US rapper and former Big Brother star Coolio ‘dead at age 59’
Rapper Coolio, responsible for 1990s hit song Gangsta’s Paradise, has reportedly died aged 59.
The US rapper, whose real name was Artis Leon Ivey Jr, died on Wednesday, his manager confirmed to multiple US outlets.
He was found unresponsive on the bathroom floor of a friend’s house in Los Angeles, according to TMZ.
Coolio came third in the sixth series of UK Celebrity Big Brother in 2009, losing out to broadcaster Terry Christian, who was the runner up, and presenter and model Ulrika Jonsson, who won.
But along with Jonsson he went on to join the cast of Ultimate Big Brother the following year in 2010, the last series of the show to air on Channel 4.
The rapper was born in Pennsylvania, but later moved to Compton, California, where he released his first single in 1987.
He recorded Gangsta’s Paradise for the 1995 film Dangerous Minds, starring Michelle Pfeiffer, and it went on to become one of the most successful rap songs of all time.
The track topped the US Billboard Hot 100 for three weeks and won Coolio the Grammy award for best rap solo performance in 1996.
The song was also parodied by US musical comedian Weird Al Yankovic, as Amish Paradise, though at the time it was claimed that Coolio had not given him permission to do so.
However, Coolio stated in interviews that the pair had since made amends.

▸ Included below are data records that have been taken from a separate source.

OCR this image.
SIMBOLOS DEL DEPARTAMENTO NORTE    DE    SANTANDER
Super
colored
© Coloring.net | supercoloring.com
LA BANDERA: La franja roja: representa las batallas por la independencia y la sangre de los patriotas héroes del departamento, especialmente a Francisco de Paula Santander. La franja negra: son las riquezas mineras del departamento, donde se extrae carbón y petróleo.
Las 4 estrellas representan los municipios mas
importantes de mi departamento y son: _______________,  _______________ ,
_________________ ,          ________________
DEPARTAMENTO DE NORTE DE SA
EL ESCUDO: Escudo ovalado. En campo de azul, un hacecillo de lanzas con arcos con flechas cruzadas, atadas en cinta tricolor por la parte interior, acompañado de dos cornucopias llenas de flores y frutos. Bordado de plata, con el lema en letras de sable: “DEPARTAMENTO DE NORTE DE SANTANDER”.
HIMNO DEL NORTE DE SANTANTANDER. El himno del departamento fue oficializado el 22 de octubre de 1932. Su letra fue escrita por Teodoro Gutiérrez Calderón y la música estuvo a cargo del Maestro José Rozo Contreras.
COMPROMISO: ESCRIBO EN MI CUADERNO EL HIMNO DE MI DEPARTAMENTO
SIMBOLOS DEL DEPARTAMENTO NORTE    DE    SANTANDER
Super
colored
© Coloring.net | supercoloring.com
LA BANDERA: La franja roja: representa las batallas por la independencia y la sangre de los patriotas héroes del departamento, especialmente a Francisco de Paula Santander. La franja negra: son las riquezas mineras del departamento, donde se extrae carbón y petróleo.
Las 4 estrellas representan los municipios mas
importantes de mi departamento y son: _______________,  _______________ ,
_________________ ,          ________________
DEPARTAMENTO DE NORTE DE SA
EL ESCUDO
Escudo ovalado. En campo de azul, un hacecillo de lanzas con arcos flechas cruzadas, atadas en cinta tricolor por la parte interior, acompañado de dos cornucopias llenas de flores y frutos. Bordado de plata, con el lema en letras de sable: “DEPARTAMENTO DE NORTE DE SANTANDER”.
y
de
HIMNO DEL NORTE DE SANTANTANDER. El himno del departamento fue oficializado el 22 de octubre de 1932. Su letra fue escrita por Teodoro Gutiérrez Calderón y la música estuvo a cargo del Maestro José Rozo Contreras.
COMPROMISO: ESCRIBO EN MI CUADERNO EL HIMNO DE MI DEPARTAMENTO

Yankovic paid his respects to Coolio with a short tribute on social media.
Sharing a picture of the pair embracing, he wrote: “RIP Coolio”.
After news of his death broke, officials at Wrigley Field in Chicago played the hit song as well as Coolio’s Fantastic Voyage throughout the stadium, as the hometown Cubs hosted the Philadelphia Phillies
Coolio was nominated for five other Grammys during a career that began in the late-1980s.
Among those to respond immediately to the reports was fellow US rapper Vanilla Ice, who said he was “freaking out” after hearing the news.
“I’m freaking out I just heard my good friend Coolio passed away,” the rapper, real name Robert Matthew Van Winkle, wrote on Twitter.
In his own online tribute, US rapper LL Cool J wrote: “Rest in power my brother. @Coolio Love and Respect”.